“First 100 Days” mugs, mousepads, bumper stickers – Maslow’s hierarchy at work?

By Jean Latz Griffin

The New York Times asked about a week ago, what with all the hype about President Obama’s First Hundred Days, “Can 100th Day mugs be far behind?”

It was already too late.

Bold as brass on the pages of a well-known online store, there it was for $15.95, a white, black and gold mug with a pensive President Obama looking out a White House window at the Washington Moment and the inscription, “The First 100 Days.” A similar mouse pad with the same somber Obama, finger to lips, could be had for $11.95. The wrap-around mug also had a Presidential seal. Under it was a date, Feb. 16, 2009. The mouse pad also had that date. They were two-fers and had been on sale for months: a mug and mouse pad for both Obama’s first President’s Day in office and his First 100 Days as President.

Can you imagine archivists generations from now scratching their heads? “First 100 Days? February 16? That’s only Day 28.”

Confusing dates aside, however, what is it that drives us to buy mugs and mouse pads to celebrate a first Presidents Day or first 100 Days of a presidency? By yesterday, there were more 100th Day mugs for sale online, as well as bumper stickers, posters, caps and ties.


Don’t get me wrong, My fingers are as itchy as anybody’s to tap out the letters on the keyboard  that will send a shiny 100 Days mug, cocooned in bubble wrap and nestled in a brown cardboard box, to my home. It can hang on my mug rack next to the one with Michelle and Barack exchanging the celebratory fist bump or sit beneath my black and white Barack Obama yin yang button.

I just want to understand the addiction.

Why were “That One ’08” bumper stickers and t-shirts selling briskly barely a day after Sen. John McCain referred to then- Sen. Obama that way in a presidential debate? Why did the Sarah Palin action figures sell out before I could get mine in time for the election? (They are now again available.)


Beyond fund-raising during campaigns and showing support, some suggest hero worship could be one cause of our need to acquire objects that depict our leaders, rock stars, celebrities, or favorite villians. It may also stave off alienation in our over-mediated 21st Century to wear the same buttons and shirts as a few million other people we’ll never meet.

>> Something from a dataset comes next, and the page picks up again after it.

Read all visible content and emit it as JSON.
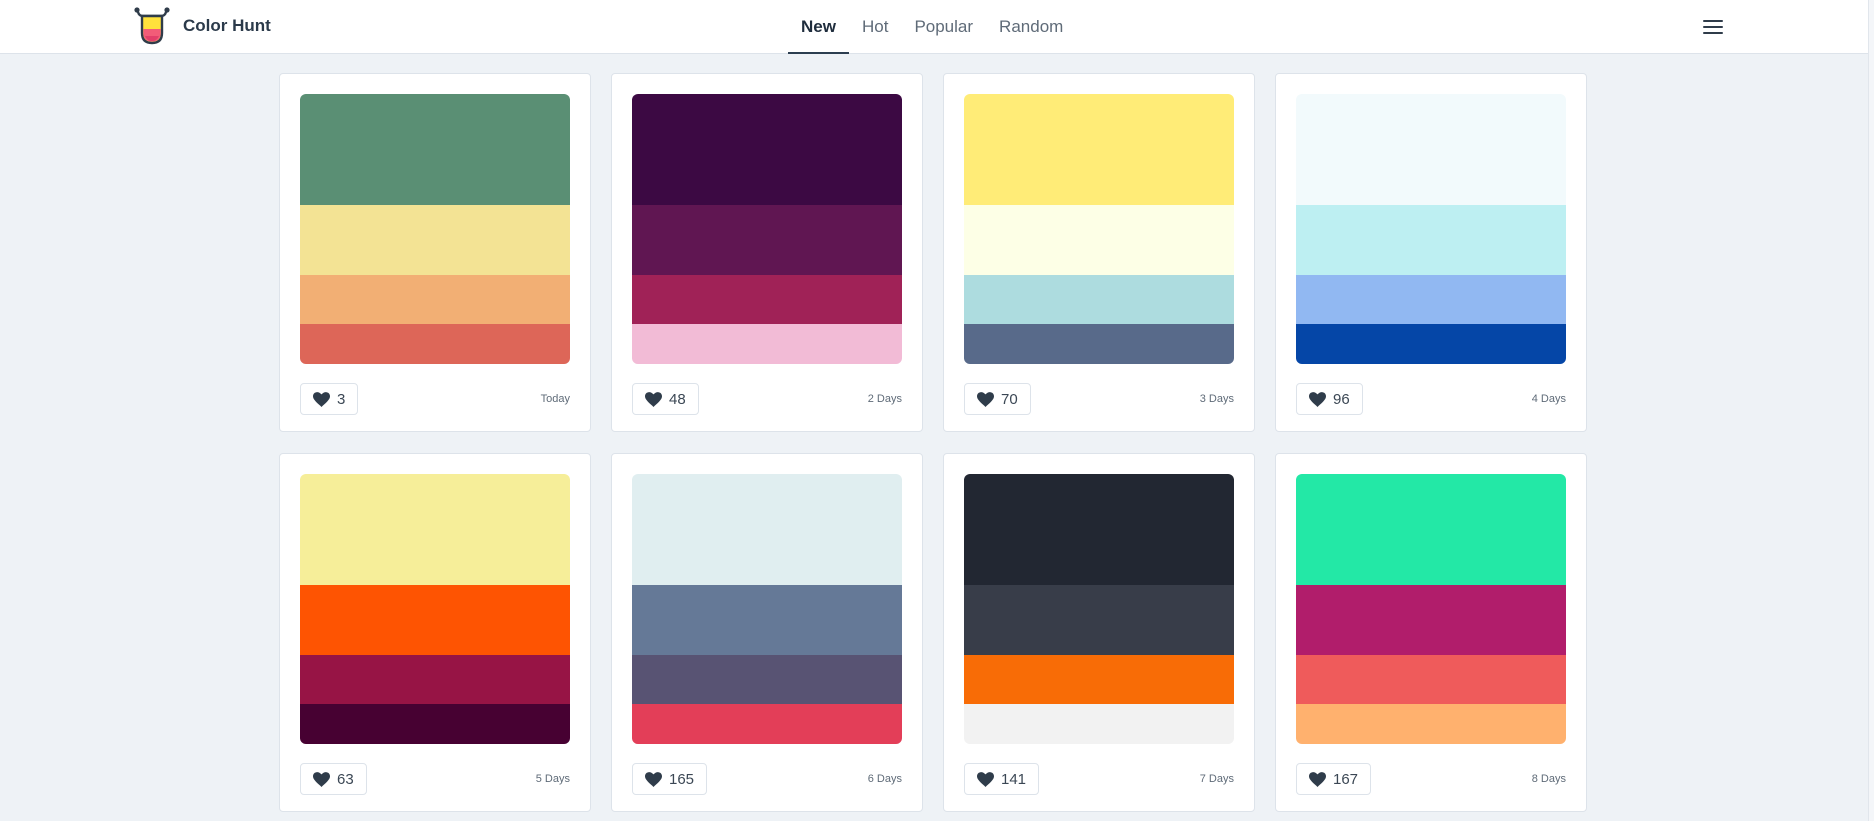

Could Maslow have had something like this kind of belonging in mind when he outlined his view of humanity’s hierarchy of needs in 1943? Does drinking a hot cup of coffee or tea with these iconic images on it make us feel safer, stronger, more daring? Why?

Let’s see what we think. Please take this totally unscientific but fun poll. Comments on these thoughts and the answers to the poll strongly encouraged.

About jeanlatzgriffin

Jean Latz Griffin is the owner of CyberINK, a small business that produces quirky skeleton-themed products. She has finished the first draft of a historical fantasy and received comments from her agent. She has turned to Orson Scott Card for tips on the second draft. She is author of "In the Same Breath," and "One Spirit: A Creation Story for the 21st Century." She has a certificate in creative writing from the University of Chicago's Writers Studio. Griffin is a member of the growing community of former Chicago Tribune reporters, enjoys Weekend Writing Warriors and the Story Studio in Chicago. Her Sheltie, Thunder, likes to "type" on her computer keys, and Dr Wu, a Weimaraner, likes to lick her ear when she is trying to think. Her husband passed in June of 2011. Her three fabulous grown sons live nearby. She plays violin in an amateur string orchestra.

4 Responses

  1. We want to be part of something larger than ourselves (your assessment is so right). A moment of great moment in history or a person of great moment qualifies. Maybe many people feel like something that engages huge numbers of people confers a more valid sense of belonging than do the small groups and events that I, as an “obscurist tourist”, tend to be involved in. Eastern Michigan University, by the way, has an enormous collection of political ephemera.

  2. Virginia Woolf said, “Nothing has really happened until it has been described.” From rock concerts to inaugurations to the Chi Omega spring beach party, perhaps the modern update to this is: nothing has really happened until it has been put on a t-shirt.